In an industrial plant, for example in a power generation plant, individual plant components are connected to one another by a control system (process control system), in particular a digital control system. Such a plant component may be a valve or a motor for example. An individual plant component usually interacts here with a multiplicity of other plant components, and its operating state is dependent on the operating states of the other plant components. The control system is used to monitor the operating states, and the plant is controlled automatically or manually. To operate the plant, it is necessary to record the data of the various plant components and establish the interrelationships between the data. Based on this data, a control instruction is then sent by the process control system to the respective plant component, either automatically or in response to a manual input instruction of the operator.
For the control of a plant component, a so-called control or function module is usually employed in the control system to record the individual data, evaluate it and if appropriate, forward it after preprocessing.
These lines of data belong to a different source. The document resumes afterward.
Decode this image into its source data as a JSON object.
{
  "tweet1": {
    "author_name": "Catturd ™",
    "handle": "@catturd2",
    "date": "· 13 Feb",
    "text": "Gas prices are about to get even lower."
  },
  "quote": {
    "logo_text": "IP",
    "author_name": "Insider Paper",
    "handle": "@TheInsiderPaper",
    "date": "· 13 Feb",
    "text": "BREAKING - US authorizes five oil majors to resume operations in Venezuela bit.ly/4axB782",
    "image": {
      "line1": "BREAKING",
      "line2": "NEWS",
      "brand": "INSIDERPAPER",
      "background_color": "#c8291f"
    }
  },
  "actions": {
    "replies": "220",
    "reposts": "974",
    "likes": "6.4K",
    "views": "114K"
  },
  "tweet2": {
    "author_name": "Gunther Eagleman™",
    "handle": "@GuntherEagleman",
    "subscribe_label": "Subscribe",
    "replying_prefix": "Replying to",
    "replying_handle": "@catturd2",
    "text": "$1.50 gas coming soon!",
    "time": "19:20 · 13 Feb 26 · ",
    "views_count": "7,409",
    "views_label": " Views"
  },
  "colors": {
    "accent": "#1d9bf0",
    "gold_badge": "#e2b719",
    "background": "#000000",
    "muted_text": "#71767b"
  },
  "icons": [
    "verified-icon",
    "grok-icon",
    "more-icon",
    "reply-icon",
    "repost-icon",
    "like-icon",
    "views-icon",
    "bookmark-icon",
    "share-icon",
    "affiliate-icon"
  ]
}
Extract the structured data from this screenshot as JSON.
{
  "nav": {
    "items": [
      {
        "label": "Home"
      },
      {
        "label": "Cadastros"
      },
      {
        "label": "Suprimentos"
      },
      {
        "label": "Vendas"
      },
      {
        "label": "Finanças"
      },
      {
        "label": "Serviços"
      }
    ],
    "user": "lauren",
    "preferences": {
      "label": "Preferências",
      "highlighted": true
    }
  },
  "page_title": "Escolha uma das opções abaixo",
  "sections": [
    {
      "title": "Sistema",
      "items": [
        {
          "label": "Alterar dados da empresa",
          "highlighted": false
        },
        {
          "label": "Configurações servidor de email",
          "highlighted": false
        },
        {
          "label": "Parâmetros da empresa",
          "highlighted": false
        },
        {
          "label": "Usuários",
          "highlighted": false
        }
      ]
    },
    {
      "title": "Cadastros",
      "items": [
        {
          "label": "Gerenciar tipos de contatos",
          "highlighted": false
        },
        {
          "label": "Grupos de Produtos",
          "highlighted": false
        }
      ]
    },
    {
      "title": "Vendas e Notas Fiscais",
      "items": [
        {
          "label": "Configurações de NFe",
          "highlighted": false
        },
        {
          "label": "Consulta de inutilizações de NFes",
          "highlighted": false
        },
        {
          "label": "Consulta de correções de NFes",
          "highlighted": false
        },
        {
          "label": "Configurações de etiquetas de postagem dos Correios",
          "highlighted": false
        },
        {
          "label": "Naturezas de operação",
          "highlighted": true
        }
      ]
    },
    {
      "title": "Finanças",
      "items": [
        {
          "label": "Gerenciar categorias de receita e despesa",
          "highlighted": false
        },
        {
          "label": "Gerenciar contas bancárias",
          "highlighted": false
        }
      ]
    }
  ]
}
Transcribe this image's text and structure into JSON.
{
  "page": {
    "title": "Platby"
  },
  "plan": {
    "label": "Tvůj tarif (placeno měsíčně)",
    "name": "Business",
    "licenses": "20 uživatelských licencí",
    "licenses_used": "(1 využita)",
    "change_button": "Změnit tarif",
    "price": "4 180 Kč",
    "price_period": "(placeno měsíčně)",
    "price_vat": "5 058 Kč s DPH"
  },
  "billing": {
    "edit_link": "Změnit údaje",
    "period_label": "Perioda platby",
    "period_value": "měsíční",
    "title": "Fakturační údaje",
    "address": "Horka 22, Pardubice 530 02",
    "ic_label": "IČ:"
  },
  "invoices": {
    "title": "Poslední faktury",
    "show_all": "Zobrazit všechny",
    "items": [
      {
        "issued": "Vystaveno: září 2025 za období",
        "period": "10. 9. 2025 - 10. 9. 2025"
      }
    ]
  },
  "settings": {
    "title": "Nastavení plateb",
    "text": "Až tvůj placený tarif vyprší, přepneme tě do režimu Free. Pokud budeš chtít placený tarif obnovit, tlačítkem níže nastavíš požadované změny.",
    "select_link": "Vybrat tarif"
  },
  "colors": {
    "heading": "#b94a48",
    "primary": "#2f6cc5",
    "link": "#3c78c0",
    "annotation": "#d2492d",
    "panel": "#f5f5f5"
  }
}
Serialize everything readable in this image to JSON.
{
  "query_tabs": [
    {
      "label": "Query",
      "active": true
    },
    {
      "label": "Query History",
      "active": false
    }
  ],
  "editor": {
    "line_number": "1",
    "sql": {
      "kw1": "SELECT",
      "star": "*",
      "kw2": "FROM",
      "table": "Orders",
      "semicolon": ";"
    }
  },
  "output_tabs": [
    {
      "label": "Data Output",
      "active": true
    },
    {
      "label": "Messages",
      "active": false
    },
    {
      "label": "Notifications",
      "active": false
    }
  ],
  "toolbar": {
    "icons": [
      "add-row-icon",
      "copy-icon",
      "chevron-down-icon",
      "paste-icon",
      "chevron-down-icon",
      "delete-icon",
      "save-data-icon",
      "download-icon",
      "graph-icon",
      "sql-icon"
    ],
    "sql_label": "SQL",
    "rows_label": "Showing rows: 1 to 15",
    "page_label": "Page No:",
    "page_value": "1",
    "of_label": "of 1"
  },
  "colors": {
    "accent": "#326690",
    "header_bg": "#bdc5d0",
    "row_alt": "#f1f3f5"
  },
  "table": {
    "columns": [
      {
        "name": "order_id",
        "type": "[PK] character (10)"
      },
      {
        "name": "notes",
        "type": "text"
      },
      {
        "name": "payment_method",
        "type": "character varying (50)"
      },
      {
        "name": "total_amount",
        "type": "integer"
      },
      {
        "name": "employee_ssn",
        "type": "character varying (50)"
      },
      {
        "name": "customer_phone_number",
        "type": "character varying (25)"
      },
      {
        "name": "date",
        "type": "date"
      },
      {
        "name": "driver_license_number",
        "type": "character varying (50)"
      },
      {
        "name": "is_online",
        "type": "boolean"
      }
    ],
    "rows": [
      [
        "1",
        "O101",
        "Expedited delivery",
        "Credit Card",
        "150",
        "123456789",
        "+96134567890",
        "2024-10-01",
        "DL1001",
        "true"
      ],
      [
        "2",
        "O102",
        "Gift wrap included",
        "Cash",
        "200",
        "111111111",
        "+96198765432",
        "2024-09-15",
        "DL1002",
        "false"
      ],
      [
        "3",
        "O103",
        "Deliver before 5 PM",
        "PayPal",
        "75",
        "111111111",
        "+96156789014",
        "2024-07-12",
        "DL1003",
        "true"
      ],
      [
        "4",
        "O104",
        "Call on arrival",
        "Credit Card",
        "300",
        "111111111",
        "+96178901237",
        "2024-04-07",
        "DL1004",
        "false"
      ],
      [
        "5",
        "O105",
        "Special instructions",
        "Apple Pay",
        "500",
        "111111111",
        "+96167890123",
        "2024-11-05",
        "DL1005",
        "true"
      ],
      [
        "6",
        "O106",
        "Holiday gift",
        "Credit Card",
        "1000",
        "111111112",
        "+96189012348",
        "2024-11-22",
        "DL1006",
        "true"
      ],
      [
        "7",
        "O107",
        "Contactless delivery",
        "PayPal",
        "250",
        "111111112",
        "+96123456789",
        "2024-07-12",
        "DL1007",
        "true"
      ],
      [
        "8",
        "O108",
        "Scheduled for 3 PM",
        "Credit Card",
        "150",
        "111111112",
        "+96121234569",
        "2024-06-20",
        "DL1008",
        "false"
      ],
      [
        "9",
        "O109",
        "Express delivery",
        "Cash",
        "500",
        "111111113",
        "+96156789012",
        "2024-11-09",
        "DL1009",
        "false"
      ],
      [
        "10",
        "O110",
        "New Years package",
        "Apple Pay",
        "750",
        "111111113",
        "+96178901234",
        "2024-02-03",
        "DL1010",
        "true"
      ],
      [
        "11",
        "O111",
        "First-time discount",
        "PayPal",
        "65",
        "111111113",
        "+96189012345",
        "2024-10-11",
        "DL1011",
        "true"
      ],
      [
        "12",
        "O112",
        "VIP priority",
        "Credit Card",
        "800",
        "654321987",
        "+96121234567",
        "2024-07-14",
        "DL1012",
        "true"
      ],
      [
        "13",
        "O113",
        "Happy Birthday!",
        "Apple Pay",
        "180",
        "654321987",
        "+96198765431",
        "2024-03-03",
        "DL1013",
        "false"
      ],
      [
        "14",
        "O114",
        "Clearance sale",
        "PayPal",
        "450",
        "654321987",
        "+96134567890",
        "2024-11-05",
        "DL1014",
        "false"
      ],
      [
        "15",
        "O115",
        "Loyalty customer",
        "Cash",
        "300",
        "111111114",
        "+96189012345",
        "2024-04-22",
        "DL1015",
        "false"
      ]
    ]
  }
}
Owing to the manifold ways in which the plant components interact and the resulting large volume of data, the control or function modules are very large and complex. The greater their complexity, the more difficult it becomes to follow the internal function sequences of the individual control module. Owing to the manifold interactions to be taken into account, the creation of a control module is likewise highly complex, and consequently time-consuming. Moreover there is a risk of errors arising during the design and programming of the control module which are not detected.
Adapting an existing control module to a specific plant also requires a multiplicity of settings and parameter inputs. Only then can the existing control module be integrated in the process control system of the specific plant. Users find it difficult to grasp the complex dependencies within the control module and its functions. As a result, modifying an existing control module is time-consuming and requires a lot of effort. In addition, it is very difficult to predict the effects of modifications to the control module, that is to say to specific circuits or program flows. Moreover, the control module is often not used optimally, so that some of its functions remain unused. For the most part, control modules are intentionally equipped with a large number of functions to cover as many requirements as possible. This requires a large amount of computing power, even if the multiplicity of functions is not necessary for a specific plant.
Described in WO97/03389 is a method for creating a function plan in which inputs and outputs of modules displayed on the screen are connected to one another by a user drawing lines. A program stored in the computer then performs a plausibility check on the connections between the modules.
The disadvantage of this is that drawing lines is prone to errors and the subsequent plausibility check is costly.